Existe na literatura islâmica do século X um extraordinário conjunto de material poético, científico e filosófico conhecido como Discursos dos Irmãos da Pureza, no qual se encontra uma fantasia espiritual chamada “A Disputa entre o Homem e os Animais”. Um a um, os animais se apresentam diante do Rei dos Djinn para protestar contra a posição de soberania do homem sobre eles. Cada um deles fala das virtudes e capacidades que lhe foram dadas por Deus, desafiando o homem a mostrar por qual direito intrínseco ele tem a legitimidade de ser seu mestre. O mundo da natureza, dizem eles, exibe a maravilha e a glória do Deus Altíssimo, mas os homens, “embora contemplem todas as Suas obras e Seu maravilhoso poder, continuam a não se lembrar Dele e desperdiçam seus dias em impiedade e incredulidade, não demonstrando gratidão por Suas misericórdias, mas praticando violência e injustiça contra Suas pobres e fracas criaturas”. O homem, é claro, abusou do lugar que lhe foi dado. Todos os argumentos que o homem apresenta para mostrar sua superioridade em relação aos animais são efetivamente rebatidos até que, no final do texto, parece que os animais ganharam o processo. Mas então, um homem de Hejaz fala. Há, diz ele, um pequeno punhado de seres humanos que são como Deus pretendia que os homens fossem, “personagens justos e santos cujas circunstâncias são tão maravilhosamente estranhas que a língua é incapaz de descrevê-las e o entendimento é fraco demais para compreender completamente seus atributos.
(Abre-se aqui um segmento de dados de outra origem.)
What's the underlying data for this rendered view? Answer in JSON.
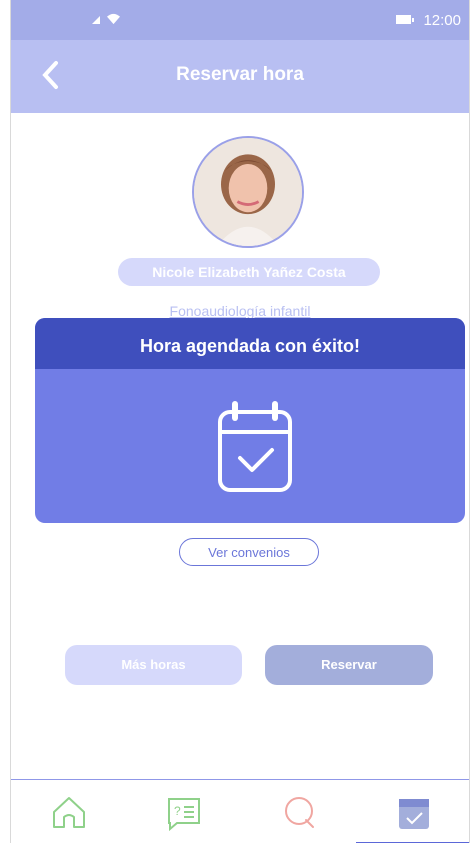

Somente esses homens ganharam a recompensa prometida aos homens por Deus – imortalidade e felicidade eterna”, que nem os animais, nem os gênios, nem a maioria das pessoas podem alcançar ou compreender. Ao ouvir isso, “o rei decretou que todos os animais deveriam permanecer sujeitos à humanidade e obedientes às suas ordens. Os animais também aceitaram essa decisão e ficaram satisfeitos, e todos voltaram dali em paz e segurança.”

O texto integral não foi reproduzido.